Well, we now have bags full of it and grow it in our garden in northern Austria in a pannonic climate on loess soil.
We had four severe droughts in the last five years. We usually don't have reliable rainfall from may to august (avg ~500mm/year).
Pair that with several weeks of 30C+ and you might want to consider to grow Sorghum, not Maize.

But Magic Manna will grow food, even in the worst years.
When the high-input-field-corn-hybrid-varieties start to roll their leaves and yet have to tassel Magic Manna is happily growing and you don't have to bother with hand pollination.

And I always have to imagine that all farmers here would grow Magic Manna (or other equally beautiful/colorful varieties!).
Instead of the hybrid uniformity..
Well, Magic Manna would not be suited for that kind of production schemes of course.
Who would want to combine harvest it. It's much too exciting to husk it manually to discover what color variant awaits.

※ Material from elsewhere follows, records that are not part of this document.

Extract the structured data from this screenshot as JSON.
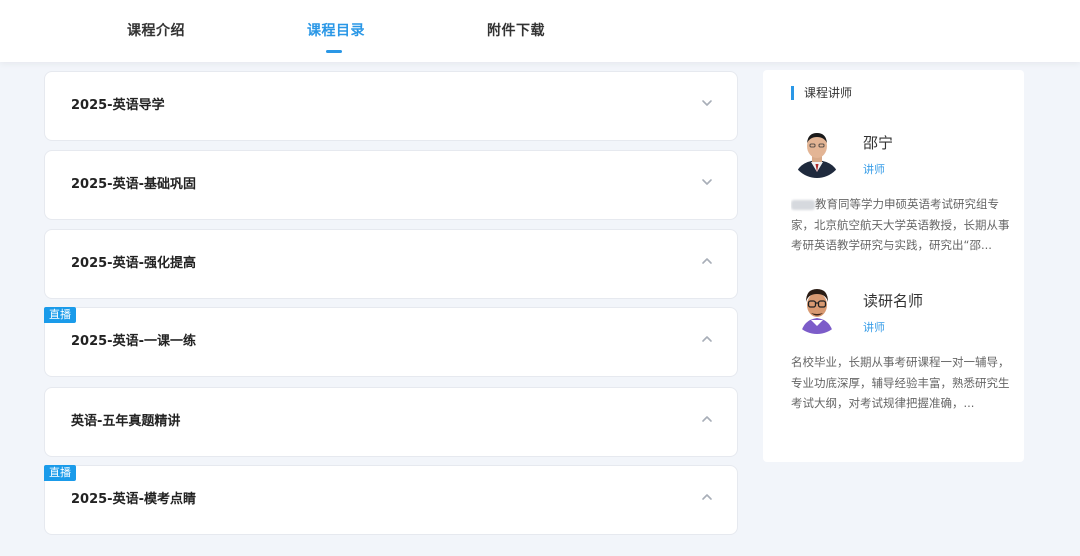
{
  "tabs": [
    {
      "label": "课程介绍",
      "active": false
    },
    {
      "label": "课程目录",
      "active": true
    },
    {
      "label": "附件下载",
      "active": false
    }
  ],
  "courses": [
    {
      "title": "2025-英语导学",
      "expanded": false,
      "live": false
    },
    {
      "title": "2025-英语-基础巩固",
      "expanded": false,
      "live": false
    },
    {
      "title": "2025-英语-强化提高",
      "expanded": true,
      "live": false
    },
    {
      "title": "2025-英语-一课一练",
      "expanded": true,
      "live": true
    },
    {
      "title": "英语-五年真题精讲",
      "expanded": true,
      "live": false
    },
    {
      "title": "2025-英语-模考点睛",
      "expanded": true,
      "live": true
    }
  ],
  "live_badge_label": "直播",
  "sidebar": {
    "heading": "课程讲师",
    "teachers": [
      {
        "name": "邵宁",
        "role": "讲师",
        "description": "教育同等学力申硕英语考试研究组专家，北京航空航天大学英语教授，长期从事考研英语教学研究与实践，研究出“邵..."
      },
      {
        "name": "读研名师",
        "role": "讲师",
        "description": "名校毕业，长期从事考研课程一对一辅导，专业功底深厚，辅导经验丰富，熟悉研究生考试大纲，对考试规律把握准确，..."
      }
    ]
  },
  "colors": {
    "accent": "#2a97e6",
    "live_badge": "#1a9bea",
    "page_bg": "#f2f5fa"
  }
}
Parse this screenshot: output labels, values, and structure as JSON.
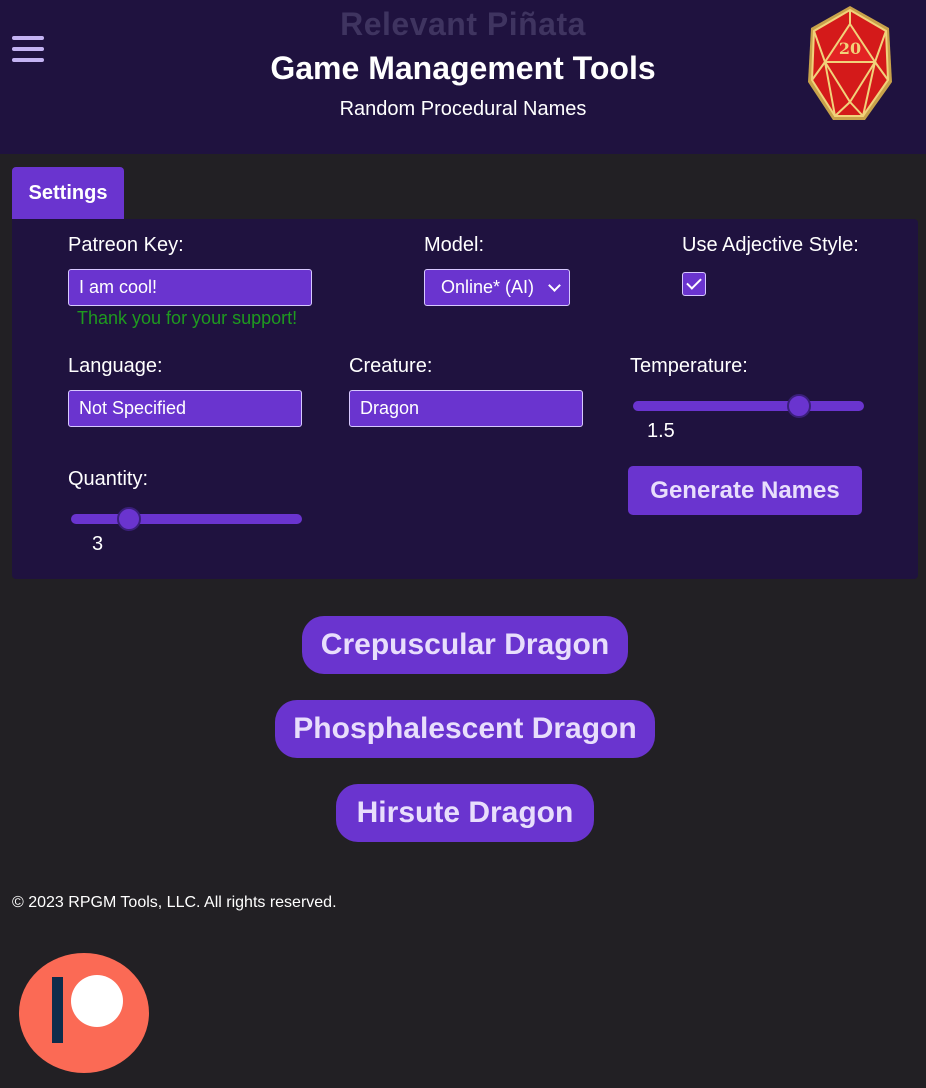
{
  "header": {
    "brand": "Relevant Piñata",
    "title": "Game Management Tools",
    "subtitle": "Random Procedural Names",
    "d20_number": "20"
  },
  "settings": {
    "tab_label": "Settings",
    "patreon_label": "Patreon Key:",
    "patreon_value": "I am cool!",
    "support_message": "Thank you for your support!",
    "model_label": "Model:",
    "model_value": "Online* (AI)",
    "adjective_label": "Use Adjective Style:",
    "adjective_checked": true,
    "language_label": "Language:",
    "language_value": "Not Specified",
    "creature_label": "Creature:",
    "creature_value": "Dragon",
    "temperature_label": "Temperature:",
    "temperature_value": "1.5",
    "temperature_fraction": 0.72,
    "quantity_label": "Quantity:",
    "quantity_value": "3",
    "quantity_fraction": 0.25,
    "generate_label": "Generate Names"
  },
  "results": [
    "Crepuscular Dragon",
    "Phosphalescent Dragon",
    "Hirsute Dragon"
  ],
  "footer": {
    "copyright": "© 2023 RPGM Tools, LLC. All rights reserved."
  },
  "colors": {
    "header_bg": "#1f123f",
    "accent": "#6a34cf",
    "page_bg": "#222024",
    "success": "#1f9a1f",
    "patreon": "#fb6a55"
  }
}
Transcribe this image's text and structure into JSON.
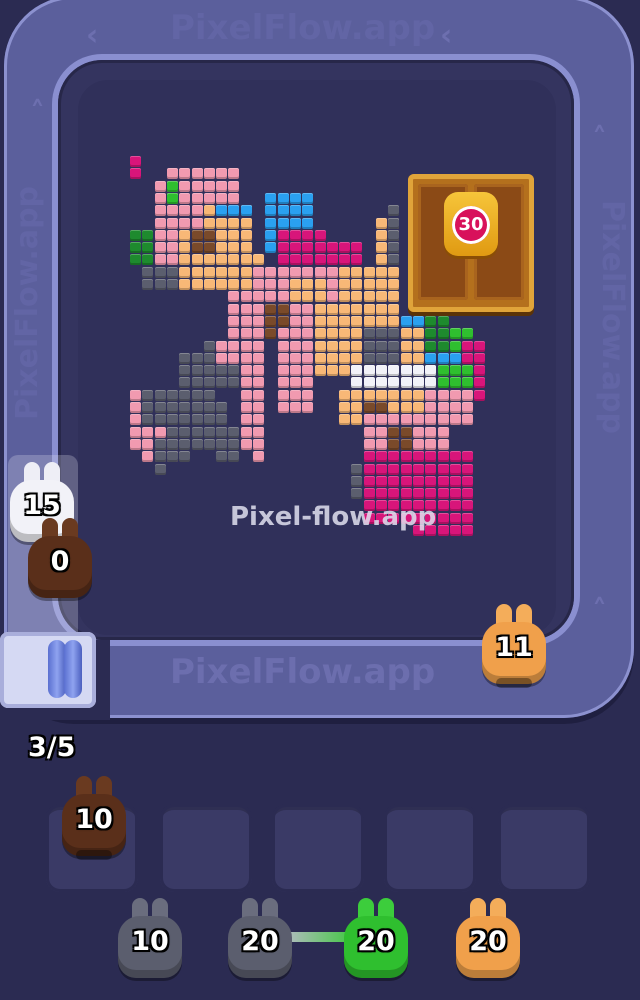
{
  "watermarks": {
    "top": "PixelFlow.app",
    "center": "Pixel-flow.app",
    "bottom": "PixelFlow.app",
    "right": "PixelFlow.app",
    "left": "PixelFlow.app"
  },
  "chest": {
    "lock_count": "30"
  },
  "conveyor": {
    "capacity": "3/5",
    "top_rabbit_white": "15",
    "top_rabbit_brown": "0",
    "right_rabbit_orange": "11"
  },
  "tray": {
    "rabbit_in_slot_1": "10"
  },
  "queue": [
    {
      "count": "10",
      "color": "gray"
    },
    {
      "count": "20",
      "color": "gray"
    },
    {
      "count": "20",
      "color": "green"
    },
    {
      "count": "20",
      "color": "orange"
    }
  ],
  "colors": {
    "brown": "#5a2f1a",
    "gray": "#5b5e6e",
    "green": "#2fbf2f",
    "orange": "#f0a04b",
    "white": "#f2f2f8",
    "pink": "#f19ab0",
    "magenta": "#d8157a",
    "peach": "#f8b877",
    "blue": "#2aa0f0",
    "dkgreen": "#1e8a2e"
  }
}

I think I have yet to perfect the process of parching. I think I have to experiment with different moisture contents.
They don't look as expanded/split as in the pictures in The Resilient Gardener.
But they taste soo good... I like the orange/brown ones parched too, although Carol seems to dislike this color when parched.
Although you cannot deny that the red pericarp ones are the best tasting parched..


Any information and experiences you made with this great variety would be greatly appreciated!